After 12 years I have decided to return to Ownedcore because of wow classic. And now I have an exploit for you.

So here it goes, I had my account flagged for rename, and recieved an email, 2 hours later.

I have been able to re-enter my SAME name into the box and it worked.

So basically if you want to keep your own name (which was flagged) just re-enter it and done.
(Use at own risk, will post if I get contacted again)

Cheers

----------


## UnHappy

> Hello everyone,
> 
> After 12 years I have decided to return to Ownedcore because of wow classic. And now I have an exploit for you.
> 
> So here it goes, I had my account flagged for rename, and recieved an email, 2 hours later.
> 
> I have been able to re-enter my SAME name into the box and it worked.
> 
> So basically if you want to keep your own name (which was flagged) just re-enter it and done.
> ...


Yeah was gonna just say that the same thing would happen again and most likely a GM would change it for ya :P
nice anyways (but I'm not childish enough to have a name that's not allowed :P)

----------


## givemhell

i had my name forced changed

i was reported for the same name 3x (hunter name bestiality)
the GM forced changed my name to saughon

so i named my pet deeznuts
now i point at him and it says

_saughon points at deeznuts_

gg blizzard

----------


## ae0naxx

Hey does anyone have an exploit on how to change my character name in Classic?

I had a stupid streamer launch his nasty community at me and have received over 200 hateful messages and still do receive nasty shit.

I have tried so far:
- To delete the level 60 character, make a dummy level 1 with the same name and try to un-delete the real level 60 character, I get an error message.
- To ask a GM to rename me because I was being harassed, even though he saw the hundreds of messages I received he was unable to do it, no-go.

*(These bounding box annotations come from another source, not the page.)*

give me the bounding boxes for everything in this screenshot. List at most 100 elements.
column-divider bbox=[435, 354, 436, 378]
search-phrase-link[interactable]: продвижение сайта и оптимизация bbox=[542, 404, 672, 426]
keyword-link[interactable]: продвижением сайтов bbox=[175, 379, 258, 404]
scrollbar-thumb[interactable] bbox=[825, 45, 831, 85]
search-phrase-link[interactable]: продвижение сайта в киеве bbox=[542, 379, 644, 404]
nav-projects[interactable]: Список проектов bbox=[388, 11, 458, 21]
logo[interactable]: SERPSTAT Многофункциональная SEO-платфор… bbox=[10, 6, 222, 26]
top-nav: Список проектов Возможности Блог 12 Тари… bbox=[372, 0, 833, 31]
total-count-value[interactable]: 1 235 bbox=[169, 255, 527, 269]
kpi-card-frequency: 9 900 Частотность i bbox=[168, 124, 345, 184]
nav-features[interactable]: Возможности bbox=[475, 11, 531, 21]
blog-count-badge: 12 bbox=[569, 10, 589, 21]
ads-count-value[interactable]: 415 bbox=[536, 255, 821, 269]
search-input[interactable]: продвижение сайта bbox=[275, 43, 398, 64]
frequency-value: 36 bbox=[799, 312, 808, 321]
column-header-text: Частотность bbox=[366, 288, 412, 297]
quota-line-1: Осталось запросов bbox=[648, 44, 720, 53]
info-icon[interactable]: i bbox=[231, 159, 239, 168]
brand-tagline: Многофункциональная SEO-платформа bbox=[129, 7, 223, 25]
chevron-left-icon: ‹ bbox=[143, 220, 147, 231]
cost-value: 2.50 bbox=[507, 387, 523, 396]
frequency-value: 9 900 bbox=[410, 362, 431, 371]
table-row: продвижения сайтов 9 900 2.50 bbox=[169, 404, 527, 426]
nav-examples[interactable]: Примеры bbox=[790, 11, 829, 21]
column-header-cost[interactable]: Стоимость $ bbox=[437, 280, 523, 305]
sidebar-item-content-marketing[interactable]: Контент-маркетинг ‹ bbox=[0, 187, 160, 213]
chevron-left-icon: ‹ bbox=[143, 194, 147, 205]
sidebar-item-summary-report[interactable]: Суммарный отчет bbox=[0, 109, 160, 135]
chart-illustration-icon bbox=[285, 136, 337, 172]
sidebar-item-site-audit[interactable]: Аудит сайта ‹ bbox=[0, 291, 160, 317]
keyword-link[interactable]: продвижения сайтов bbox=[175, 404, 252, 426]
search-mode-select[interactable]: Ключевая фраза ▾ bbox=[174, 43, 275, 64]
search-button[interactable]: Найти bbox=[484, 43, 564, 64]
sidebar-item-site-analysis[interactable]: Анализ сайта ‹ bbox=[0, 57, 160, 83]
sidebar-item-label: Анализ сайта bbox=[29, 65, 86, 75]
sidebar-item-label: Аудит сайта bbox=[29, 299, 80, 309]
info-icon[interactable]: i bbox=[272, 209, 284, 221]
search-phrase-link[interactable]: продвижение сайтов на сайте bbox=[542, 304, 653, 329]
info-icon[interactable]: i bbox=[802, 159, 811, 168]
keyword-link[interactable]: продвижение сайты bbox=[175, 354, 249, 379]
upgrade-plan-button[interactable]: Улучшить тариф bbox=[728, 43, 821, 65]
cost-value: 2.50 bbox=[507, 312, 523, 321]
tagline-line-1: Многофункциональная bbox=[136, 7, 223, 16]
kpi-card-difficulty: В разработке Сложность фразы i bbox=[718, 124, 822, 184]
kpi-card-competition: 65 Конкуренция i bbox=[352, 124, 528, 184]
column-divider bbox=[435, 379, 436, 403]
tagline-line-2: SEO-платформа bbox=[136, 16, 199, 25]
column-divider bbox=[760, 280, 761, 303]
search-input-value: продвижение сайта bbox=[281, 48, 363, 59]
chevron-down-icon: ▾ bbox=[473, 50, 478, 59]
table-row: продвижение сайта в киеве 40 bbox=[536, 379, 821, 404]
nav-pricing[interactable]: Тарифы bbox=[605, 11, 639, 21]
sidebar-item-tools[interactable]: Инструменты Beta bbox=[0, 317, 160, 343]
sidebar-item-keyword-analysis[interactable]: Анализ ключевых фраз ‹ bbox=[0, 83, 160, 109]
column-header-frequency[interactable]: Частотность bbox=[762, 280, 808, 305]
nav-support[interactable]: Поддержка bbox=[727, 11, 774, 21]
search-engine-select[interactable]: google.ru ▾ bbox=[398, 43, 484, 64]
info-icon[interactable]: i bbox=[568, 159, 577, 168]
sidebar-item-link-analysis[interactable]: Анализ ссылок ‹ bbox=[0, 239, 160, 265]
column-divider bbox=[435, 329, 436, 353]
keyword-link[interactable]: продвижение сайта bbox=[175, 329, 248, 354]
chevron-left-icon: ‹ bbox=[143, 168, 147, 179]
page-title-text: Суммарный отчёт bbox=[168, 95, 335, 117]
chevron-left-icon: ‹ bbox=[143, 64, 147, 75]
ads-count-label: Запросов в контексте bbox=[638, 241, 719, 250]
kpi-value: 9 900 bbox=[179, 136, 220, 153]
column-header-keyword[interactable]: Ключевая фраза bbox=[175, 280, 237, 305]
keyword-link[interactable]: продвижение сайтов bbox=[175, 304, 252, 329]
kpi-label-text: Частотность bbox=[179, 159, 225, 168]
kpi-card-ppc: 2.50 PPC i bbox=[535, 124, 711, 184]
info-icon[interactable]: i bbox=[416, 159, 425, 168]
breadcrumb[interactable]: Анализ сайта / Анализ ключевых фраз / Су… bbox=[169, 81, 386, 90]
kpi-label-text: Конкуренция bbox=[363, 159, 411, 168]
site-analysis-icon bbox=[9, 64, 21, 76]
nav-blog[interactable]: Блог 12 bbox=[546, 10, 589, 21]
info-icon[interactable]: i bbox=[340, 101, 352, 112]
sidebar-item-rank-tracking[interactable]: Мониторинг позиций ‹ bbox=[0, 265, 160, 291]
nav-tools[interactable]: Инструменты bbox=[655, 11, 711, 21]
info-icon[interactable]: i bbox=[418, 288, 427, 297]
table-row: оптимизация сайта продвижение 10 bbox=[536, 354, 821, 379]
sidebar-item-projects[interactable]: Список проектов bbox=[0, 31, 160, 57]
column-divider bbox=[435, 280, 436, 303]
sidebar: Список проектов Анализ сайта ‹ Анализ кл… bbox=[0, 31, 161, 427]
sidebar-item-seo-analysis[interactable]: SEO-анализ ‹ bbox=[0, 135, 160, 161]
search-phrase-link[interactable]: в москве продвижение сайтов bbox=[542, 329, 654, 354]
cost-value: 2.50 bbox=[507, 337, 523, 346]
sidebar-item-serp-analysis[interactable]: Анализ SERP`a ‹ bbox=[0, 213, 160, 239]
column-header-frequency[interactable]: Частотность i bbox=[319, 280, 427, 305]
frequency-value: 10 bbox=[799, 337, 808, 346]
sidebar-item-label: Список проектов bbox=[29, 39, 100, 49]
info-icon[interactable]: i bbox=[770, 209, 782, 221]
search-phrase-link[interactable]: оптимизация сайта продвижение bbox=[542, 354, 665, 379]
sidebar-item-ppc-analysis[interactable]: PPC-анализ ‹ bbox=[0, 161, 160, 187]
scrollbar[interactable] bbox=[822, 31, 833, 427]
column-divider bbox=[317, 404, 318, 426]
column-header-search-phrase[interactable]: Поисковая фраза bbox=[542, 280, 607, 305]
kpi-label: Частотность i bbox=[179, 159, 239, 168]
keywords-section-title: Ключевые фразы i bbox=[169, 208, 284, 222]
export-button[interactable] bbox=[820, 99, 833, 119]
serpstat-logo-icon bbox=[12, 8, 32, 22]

At this point I'm out of ideas. If anyone knows a way, please tell me! I'll even consider PayPal donating a few bucks.

Thanks!

----------


## Gorgodeus

Good luck with that. If people continue to report the name, Blizzard will eventually rename your toon for you, and it will not be a name you like.

----------


## Gorgodeus

> Hey does anyone have an exploit on how to change my character name in Classic?
> 
> I had a stupid streamer launch his nasty community at me and have received over 200 hateful messages and still do receive nasty shit.
> 
> I have tried so far:
> - To delete the level 60 character, make a dummy level 1 with the same name and try to un-delete the real level 60 character, I get an error message.
> - To ask a GM to rename me because I was being harassed, even though he saw the hundreds of messages I received he was unable to do it, no-go.
> 
> At this point I'm out of ideas. If anyone knows a way, please tell me! I'll even consider PayPal donating a few bucks.
> ...


The GM lied to you. They can indeed change a toons name any time they want.

----------